Charmed & Dangerous is a dating blog maintained by a twenty-something facing dating in Baltimore. The C&D blog is not only for singles but for anyone looking for fun ideas in Baltimore. This week Charmed & Dangerous tackles the daunting task of date-planning, and the struggle between spontaneity and preparedness.
Anonymous Question: Should I plan things or just go on impulse?
As a general rule of thumb, the person doing the asking should plan the date or at the very least have some kind of idea as to what they’d like to do on the date. Regardless of who asked, if your heart is set on doing something, you should let the person know. If you really want to go to that show at Metro Gallery or you’re dying to do trivia Sunday night at Sticky Rice, then say so!
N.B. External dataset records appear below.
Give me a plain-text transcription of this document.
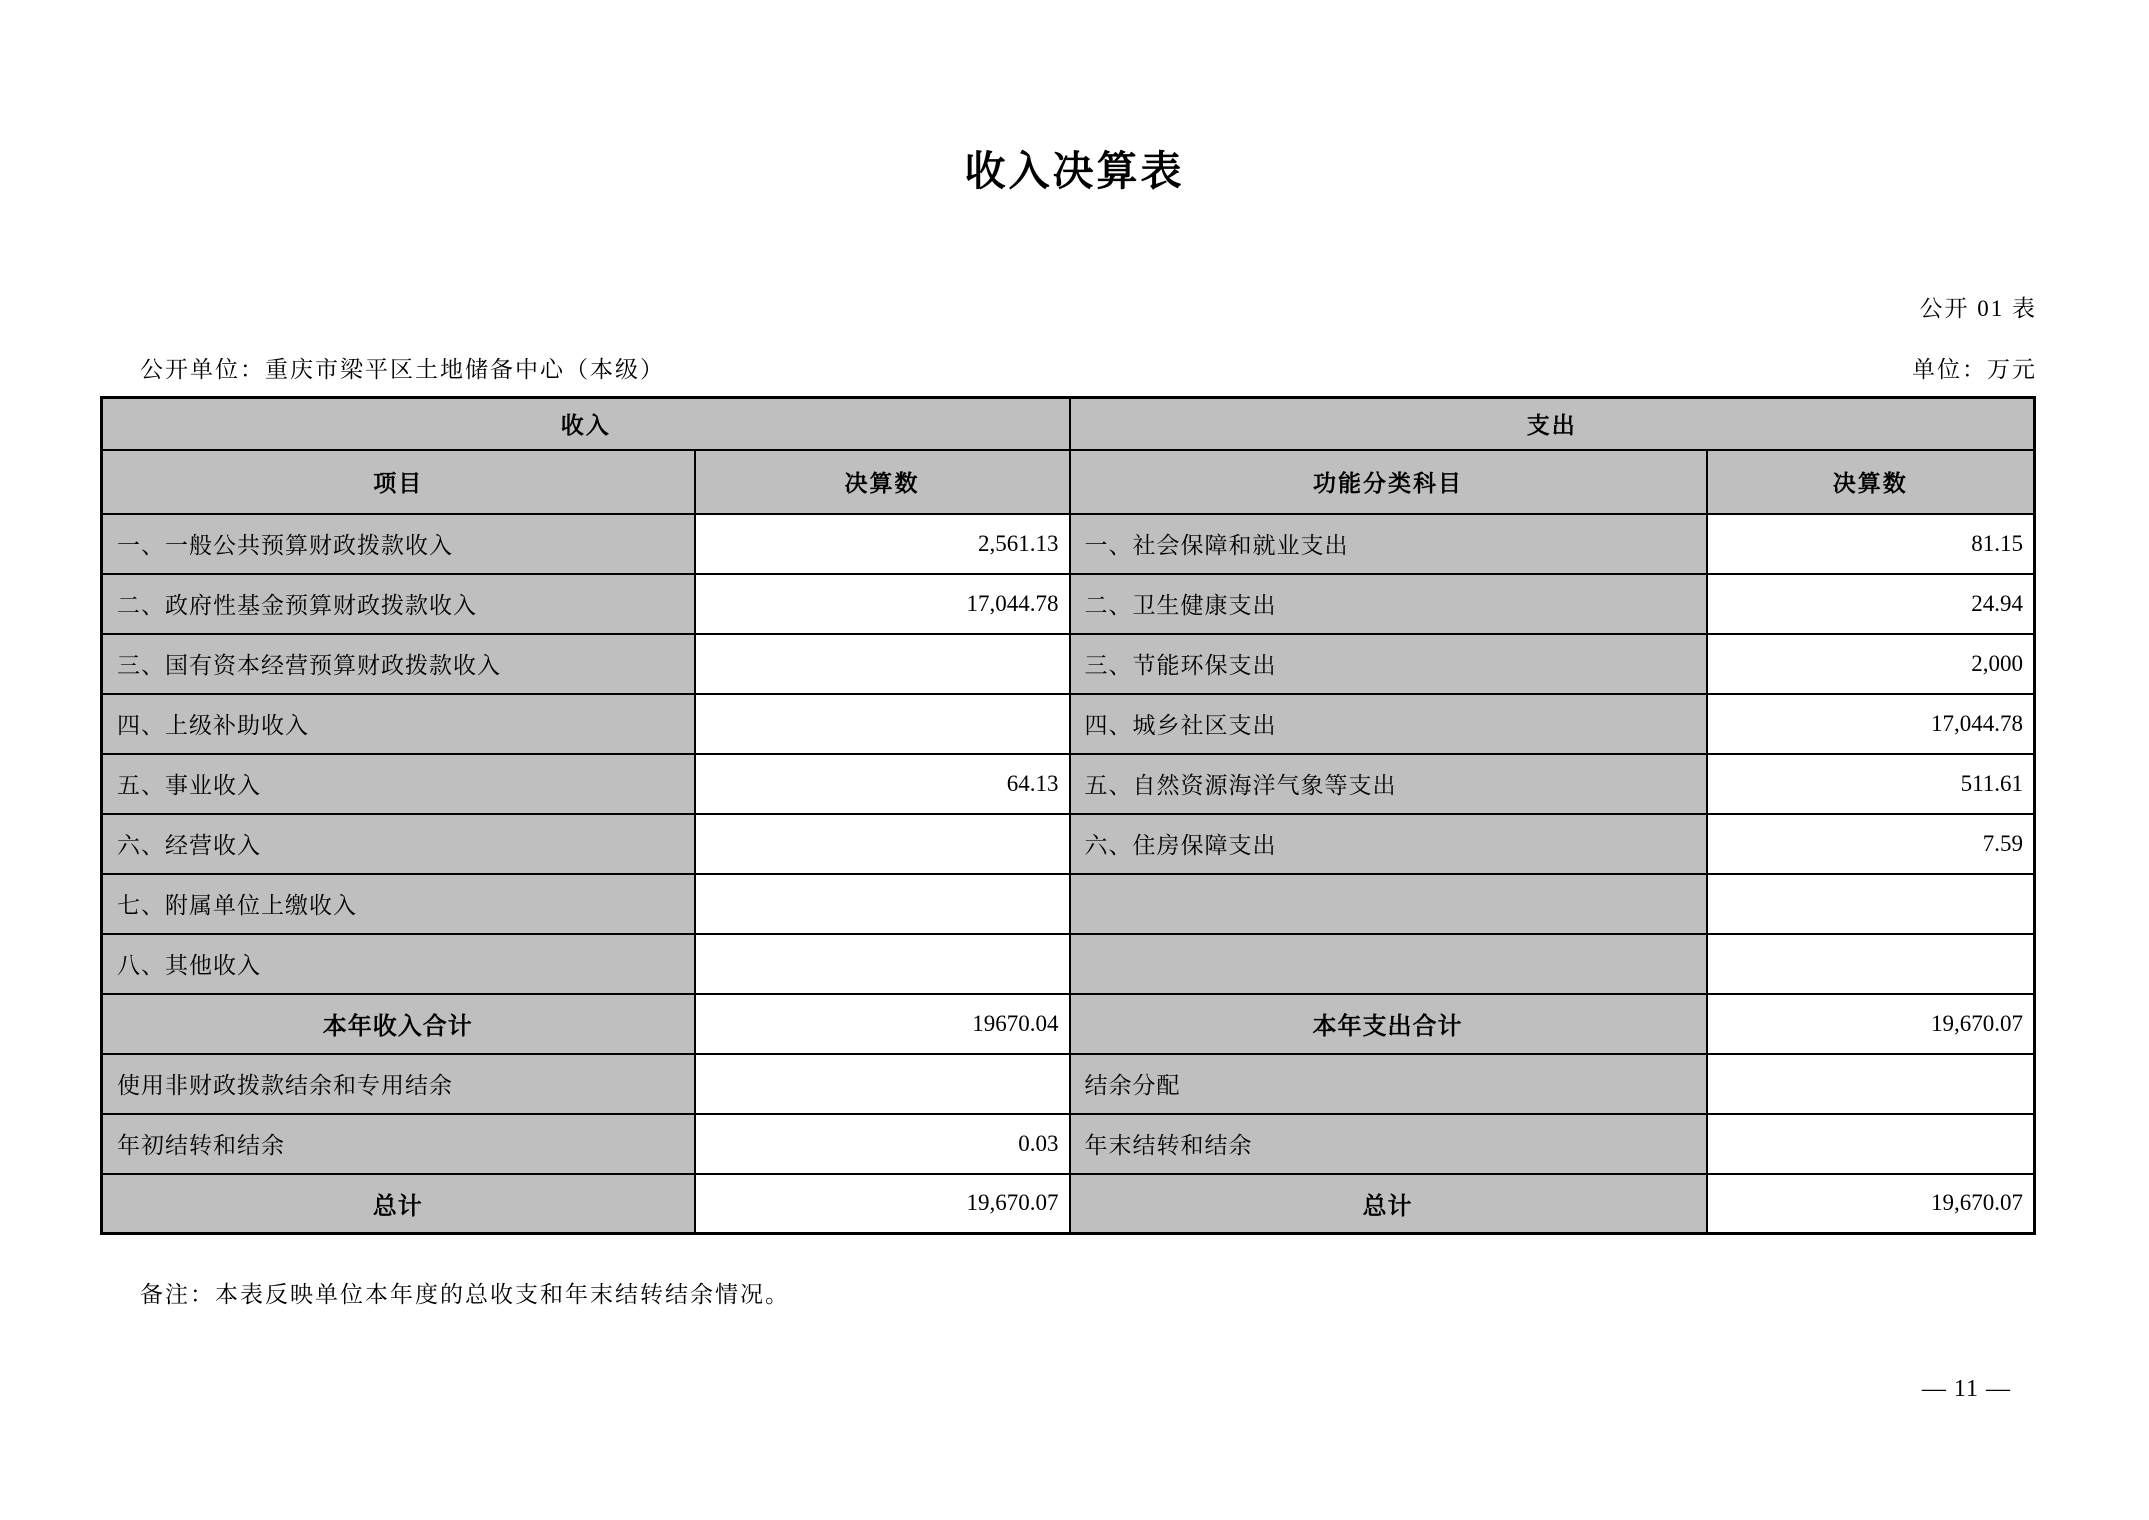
收入决算表
公开 01 表
公开单位：重庆市梁平区土地储备中心（本级）	单位：万元
收入		支出	
项目	决算数	功能分类科目	决算数
一、一般公共预算财政拨款收入	2,561.13	一、社会保障和就业支出	81.15
二、政府性基金预算财政拨款收入	17,044.78	二、卫生健康支出	24.94
三、国有资本经营预算财政拨款收入		三、节能环保支出	2,000
四、上级补助收入		四、城乡社区支出	17,044.78
五、事业收入	64.13	五、自然资源海洋气象等支出	511.61
六、经营收入		六、住房保障支出	7.59
七、附属单位上缴收入			
八、其他收入			
本年收入合计	19670.04	本年支出合计	19,670.07
使用非财政拨款结余和专用结余		结余分配	
年初结转和结余	0.03	年末结转和结余	
总计	19,670.07	总计	19,670.07
备注：本表反映单位本年度的总收支和年末结转结余情况。
— 11 —
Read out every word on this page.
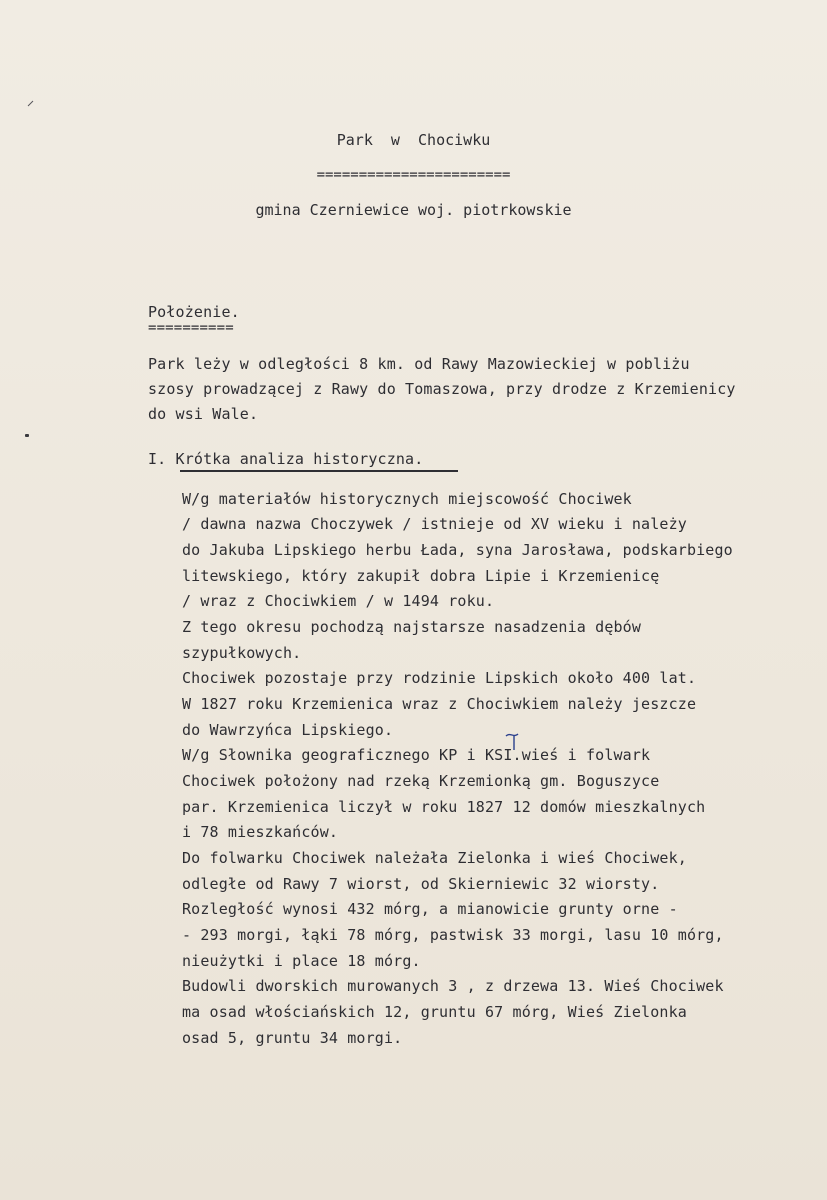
Park  w  Chociwku
=======================
gmina Czerniewice woj. piotrkowskie
Położenie.
==========
Park leży w odległości 8 km. od Rawy Mazowieckiej w pobliżu
szosy prowadzącej z Rawy do Tomaszowa, przy drodze z Krzemienicy
do wsi Wale.
I. Krótka analiza historyczna.
W/g materiałów historycznych miejscowość Chociwek
/ dawna nazwa Choczywek / istnieje od XV wieku i należy
do Jakuba Lipskiego herbu Łada, syna Jarosława, podskarbiego
litewskiego, który zakupił dobra Lipie i Krzemienicę
/ wraz z Chociwkiem / w 1494 roku.
Z tego okresu pochodzą najstarsze nasadzenia dębów
szypułkowych.
Chociwek pozostaje przy rodzinie Lipskich około 400 lat.
W 1827 roku Krzemienica wraz z Chociwkiem należy jeszcze
do Wawrzyńca Lipskiego.
W/g Słownika geograficznego KP i KSI.wieś i folwark
Chociwek położony nad rzeką Krzemionką gm. Boguszyce
par. Krzemienica liczył w roku 1827 12 domów mieszkalnych
i 78 mieszkańców.
Do folwarku Chociwek należała Zielonka i wieś Chociwek,
odległe od Rawy 7 wiorst, od Skierniewic 32 wiorsty.
Rozległość wynosi 432 mórg, a mianowicie grunty orne -
- 293 morgi, łąki 78 mórg, pastwisk 33 morgi, lasu 10 mórg,
nieużytki i place 18 mórg.
Budowli dworskich murowanych 3 , z drzewa 13. Wieś Chociwek
ma osad włościańskich 12, gruntu 67 mórg, Wieś Zielonka
osad 5, gruntu 34 morgi.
It tends to take the pressure off both parties if an activity is already established. This is also a good way to ask someone out—just mention you’re going & tell them they should come too.
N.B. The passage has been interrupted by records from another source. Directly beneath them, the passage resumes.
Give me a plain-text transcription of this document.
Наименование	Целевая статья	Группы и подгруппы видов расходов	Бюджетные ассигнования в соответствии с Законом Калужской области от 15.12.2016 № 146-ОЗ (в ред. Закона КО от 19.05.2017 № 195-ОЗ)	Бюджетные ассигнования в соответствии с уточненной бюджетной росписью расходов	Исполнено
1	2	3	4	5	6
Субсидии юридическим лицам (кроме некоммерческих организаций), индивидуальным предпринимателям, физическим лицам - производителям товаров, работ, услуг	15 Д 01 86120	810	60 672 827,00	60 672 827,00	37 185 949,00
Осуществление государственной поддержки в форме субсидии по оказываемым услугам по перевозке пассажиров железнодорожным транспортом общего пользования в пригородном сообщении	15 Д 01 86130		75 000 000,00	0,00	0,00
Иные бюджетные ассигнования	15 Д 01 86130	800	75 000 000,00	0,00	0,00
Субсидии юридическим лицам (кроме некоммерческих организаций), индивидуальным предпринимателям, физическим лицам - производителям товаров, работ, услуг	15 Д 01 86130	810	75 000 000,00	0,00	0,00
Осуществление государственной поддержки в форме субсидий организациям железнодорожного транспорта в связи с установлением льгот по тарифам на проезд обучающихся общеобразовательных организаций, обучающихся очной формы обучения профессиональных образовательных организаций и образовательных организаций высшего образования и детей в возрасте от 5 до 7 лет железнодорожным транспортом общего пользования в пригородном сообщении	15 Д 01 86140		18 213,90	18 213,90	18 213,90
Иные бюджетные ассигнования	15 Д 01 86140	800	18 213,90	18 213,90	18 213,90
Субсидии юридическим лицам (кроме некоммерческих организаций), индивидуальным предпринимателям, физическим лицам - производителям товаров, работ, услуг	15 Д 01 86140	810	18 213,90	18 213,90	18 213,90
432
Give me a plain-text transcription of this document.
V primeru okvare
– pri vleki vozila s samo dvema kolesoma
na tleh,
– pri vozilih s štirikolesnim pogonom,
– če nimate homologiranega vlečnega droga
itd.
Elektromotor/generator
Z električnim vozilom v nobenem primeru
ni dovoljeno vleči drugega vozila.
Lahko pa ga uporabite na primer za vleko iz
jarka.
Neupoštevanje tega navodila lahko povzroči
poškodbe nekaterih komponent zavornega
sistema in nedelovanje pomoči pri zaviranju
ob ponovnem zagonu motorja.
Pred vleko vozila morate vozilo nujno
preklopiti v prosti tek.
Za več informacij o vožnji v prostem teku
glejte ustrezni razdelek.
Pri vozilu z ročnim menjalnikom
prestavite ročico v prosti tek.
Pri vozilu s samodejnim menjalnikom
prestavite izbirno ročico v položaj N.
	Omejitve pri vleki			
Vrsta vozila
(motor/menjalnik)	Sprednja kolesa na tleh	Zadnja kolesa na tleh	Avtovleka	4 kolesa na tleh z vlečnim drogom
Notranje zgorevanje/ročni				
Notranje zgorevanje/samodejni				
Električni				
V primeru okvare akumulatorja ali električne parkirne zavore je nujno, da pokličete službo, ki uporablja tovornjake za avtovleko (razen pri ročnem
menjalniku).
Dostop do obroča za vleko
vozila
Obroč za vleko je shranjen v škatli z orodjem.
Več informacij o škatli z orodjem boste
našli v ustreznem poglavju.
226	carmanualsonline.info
You should be prepared for your date not to be down for your suggestion. While you should be accommodating, this is a good way to establish your compatibility. If you want to see a Dan Deacon set at 1AM but your date has an 8AM class at Charm City Yoga the next day or if they want to go to Burger Wars at Mother’s and you would be more at home at One World, it may not be a good fit. Not saying it won’t work out, but it’s something to consider.
As for going on impulse, pick a neighborhood as a meeting point (Fell’s Point or Hampden are always a good starting point) then let the rest of the date fall into place. I’d only attempt this kind of spontaneity when you have a few hours during the day. The default for being impulsive during the week usually just ends up at a bar, which is such a lame cop-out.
Don’t use being spontaneous as an excuse to be lazy. Always have a backup plan. Be aware of what is going on that night so you have options. Know when your favorite bars & restaurants stop serving food & normally close. There is a difference between seeing where the day takes you and saying, “I don’t know. What do you want to do?”
Flexibility is sexy. Being unprepared is not.